Rapture, Mark CarsonJacket of very tall long thin pamphlet. Title, Rapture, in black lower case about two inches down from the top. Below that a black drawing of a hawk hovering. About two and a half inches below that the author's name, centred, black italics, a little smaller than the title. The background colour is grey.

2nd edition 2015

When shape, and poem fuse

Pamphlets can be any size. They refuse to suit their ways to bookcases – and quite right too. Rapture is a lovely example of exploiting shape to suit content. It is long and thin: A4 folded in half lengthways. It features a hovering bird of prey on the cover – a raptor – and all the poems inside are about such birds: a merlin, a peregrine falcon, a sparrow hawk, a tawny owl, a black kite, a griffin vulture, and a hen harrier.

The poems suit the shape well. They work on short lines, with a sentence structure that often threads itself across many line breaks and builds speed as it goes, with fantastically dramatic effect. Here are the last thirteen lines of the opening poem, ‘Under the Radar’, which features a merlin on the trail of a female swallow:

Perfect! Drop below roofline,
scribe a long circle
picking up speed
through the five-bar gate
under the radar
at the last second
lovely lady
alive to danger
leaps in the air –
I stall heraldically
(ermine breast displayed
talons symmetrical)
and take her, take her so swiftly.

Most of the poems, like this example, take the bird’s eye viewpoint. The reader occupies that perfectly poised, calculating space of the expert hunter, and sometimes it is a little scary, and sometimes funny, and sometimes just a delight. You are never quite sure where you’re going but suddenly you are diving at full speed towards the end of the poem.

I’ll end with one more example, really because I want to share the joy. Picture a hotel, southern Europe, somewhere hot.
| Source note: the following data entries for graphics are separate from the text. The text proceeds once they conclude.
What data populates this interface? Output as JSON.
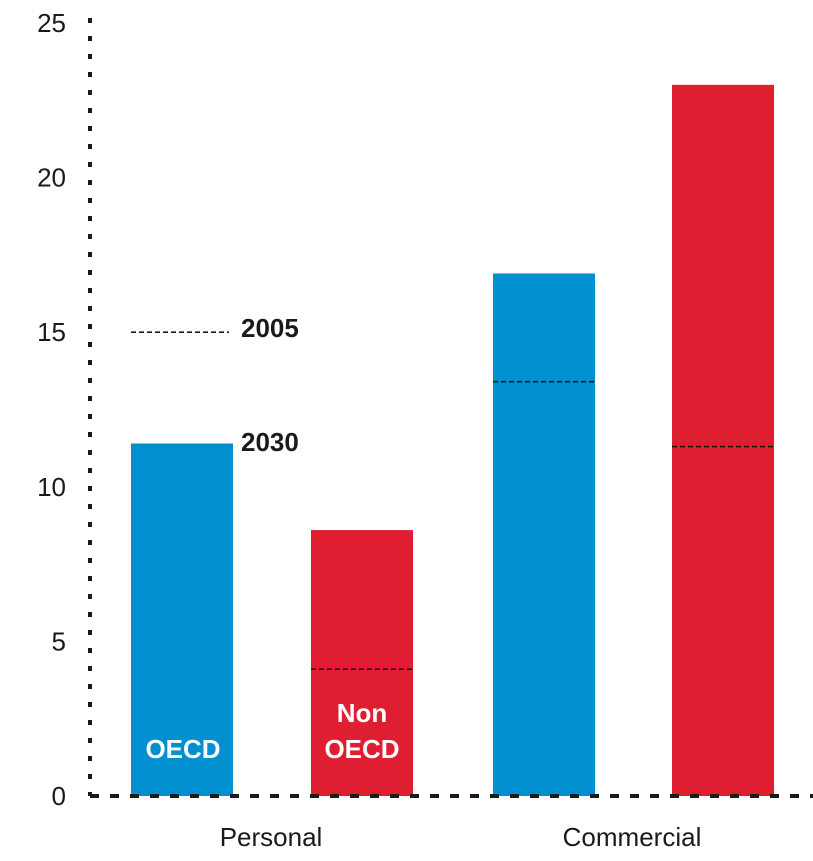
{
  "chart_data": {
    "type": "bar",
    "categories": [
      "Personal",
      "Commercial"
    ],
    "series": [
      {
        "name": "OECD",
        "color": "#0090d0",
        "values_2030": [
          11.4,
          16.9
        ],
        "values_2005": [
          15.0,
          13.4
        ]
      },
      {
        "name_lines": [
          "Non",
          "OECD"
        ],
        "color": "#e01e32",
        "values_2030": [
          8.6,
          23.0
        ],
        "values_2005": [
          4.1,
          11.3
        ]
      }
    ],
    "annotations": {
      "y2005": "2005",
      "y2030": "2030"
    },
    "ylim": [
      0,
      25
    ],
    "yticks": [
      0,
      5,
      10,
      15,
      20,
      25
    ],
    "grid": false
  }
}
The black kite, in ‘Snatch’ has one eye on ‘the expats by the poolside’, one of which has a meat-filled baguette in one hand:

She picks it up and uses it
to emphasise a point
of particular importance
as I swoop through between them
on a kamikaze trajectory
tip feathers flustering
like a duvet in a jetstream
and her gesture is aborted
and her sandwich is truncated
and the meat is Corn-fed Turkey
and the sauce is American Cranberry
and it tastes utterly sumptous
as I perch on the perimeter trellis
a gourmet raptor in the bougainvillea.